Contas à moda do Porto?!

Contas à moda do Porto?!

Em 1995 a Câmara Municipal do Porto aprovou a cedência em direito de superfície à Liga Portuguesa de Futebol de um terreno sito na Rua da Constituição.

Esta cedência, gratuita, visava a construção da sede da Liga, estabelecendo que, no caso de o terreno deixar de servir para esse fim, o mesmo reverteria para a Autarquia com todas as construções edificadas sobre o mesmo. Em 1999 a Câmara passou esse terreno para a posse plena da Liga, vendendo-o por um preço simbólico de mil escudos (cinco euros), mas mantendo a cláusula de reversão.

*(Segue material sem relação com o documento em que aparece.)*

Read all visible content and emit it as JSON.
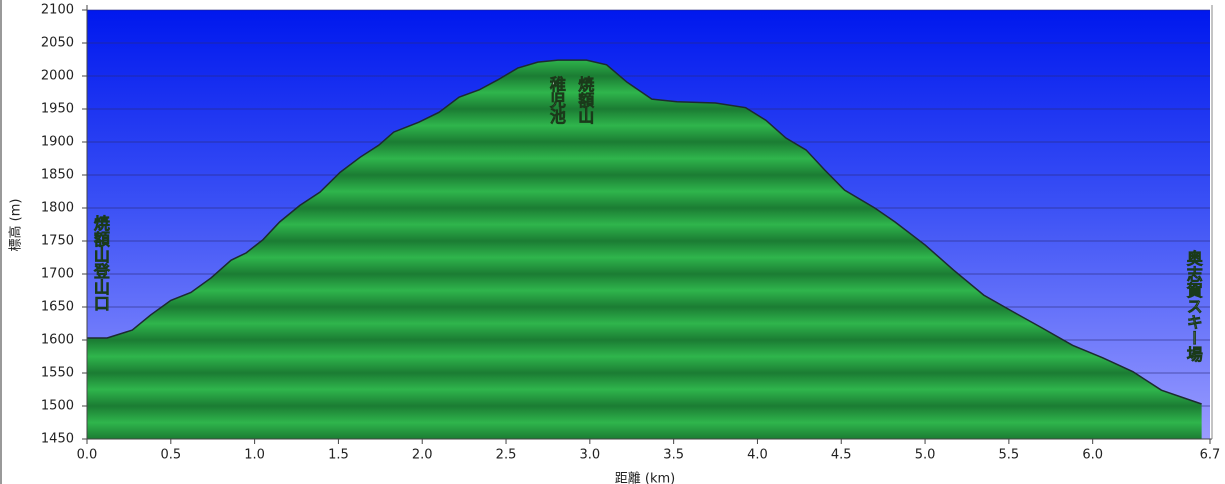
{
  "chart_data": {
    "type": "area",
    "x_label": "距離 (km)",
    "y_label": "標高 (m)",
    "x": [
      0.0,
      0.12,
      0.27,
      0.38,
      0.5,
      0.62,
      0.74,
      0.86,
      0.95,
      1.05,
      1.15,
      1.27,
      1.39,
      1.51,
      1.63,
      1.74,
      1.83,
      1.98,
      2.1,
      2.22,
      2.34,
      2.45,
      2.57,
      2.69,
      2.81,
      2.98,
      3.1,
      3.22,
      3.37,
      3.52,
      3.75,
      3.93,
      4.05,
      4.17,
      4.29,
      4.4,
      4.52,
      4.7,
      4.82,
      5.0,
      5.17,
      5.35,
      5.53,
      5.7,
      5.88,
      6.06,
      6.24,
      6.41,
      6.65
    ],
    "values": [
      1603,
      1603,
      1615,
      1638,
      1660,
      1672,
      1694,
      1721,
      1732,
      1752,
      1779,
      1804,
      1824,
      1854,
      1877,
      1895,
      1915,
      1930,
      1945,
      1968,
      1979,
      1994,
      2012,
      2021,
      2024,
      2024,
      2017,
      1991,
      1965,
      1961,
      1959,
      1952,
      1933,
      1906,
      1888,
      1858,
      1827,
      1800,
      1779,
      1744,
      1706,
      1668,
      1642,
      1618,
      1592,
      1573,
      1552,
      1524,
      1503
    ],
    "xlim": [
      0,
      6.7
    ],
    "xticks": [
      {
        "value": 0,
        "label": "0.0"
      },
      0.5,
      {
        "value": 1,
        "label": "1.0"
      },
      1.5,
      {
        "value": 2,
        "label": "2.0"
      },
      2.5,
      {
        "value": 3,
        "label": "3.0"
      },
      3.5,
      {
        "value": 4,
        "label": "4.0"
      },
      4.5,
      {
        "value": 5,
        "label": "5.0"
      },
      5.5,
      {
        "value": 6,
        "label": "6.0"
      },
      6.7
    ],
    "ylim": [
      1450,
      2100
    ],
    "yticks": [
      1450,
      1500,
      1550,
      1600,
      1650,
      1700,
      1750,
      1800,
      1850,
      1900,
      1950,
      2000,
      2050,
      2100
    ],
    "grid": true,
    "annotations": [
      {
        "text": "焼額山登山口",
        "x": 0.08
      },
      {
        "text": "稚児池",
        "x": 2.8
      },
      {
        "text": "焼額山",
        "x": 2.97
      },
      {
        "text": "奥志賀スキー場",
        "x": 6.6
      }
    ]
  }
}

Agora, a Liga considera que aquele edifício já não corresponde às necessidades e propõe-se construir uma nova sede, com arquitetura futurista e várias valências. Para o efeito negoceia com a Câmara a possibilidade de construção desse edifício na cidade. Rui Moreira, inebriado com o projeto e considerando que a manutenção da sede da Liga de Futebol no Porto é essencial para o Porto, aprova, com o apoio do PS, do PSD, do CDS e do BE, a atribuição de um conjunto de benefícios à Liga. O mais grave passa pela invenção de uma permuta. A Câmara cede à Liga um terreno com sete mil metros quadrados em Ramalde. E, em troca, recebe o terreno da Constituição onde atualmente está a sede da Liga! Ou seja, a Câmara cede um terreno avaliado em 2,8 milhões de euros e recebe em troca um terreno avaliado em dois milhões de euros, mas que é um terreno que reverteria para o município, sem qualquer indemnização, se deixasse de ser a sede da Liga (o que naturalmente acontecerá, dado que o terreno de Ramalde visa, precisamente, a construção da nova sede da Liga!). Como, mesmo assim, havia um saldo de 800 mil euros favoráveis ao município, inventam-se uns apoios adicionais para a Liga pagar zero. Ao mesmo tempo que é isenta de todas as taxas urbanísticas!... São isto as contas à moda do Porto?!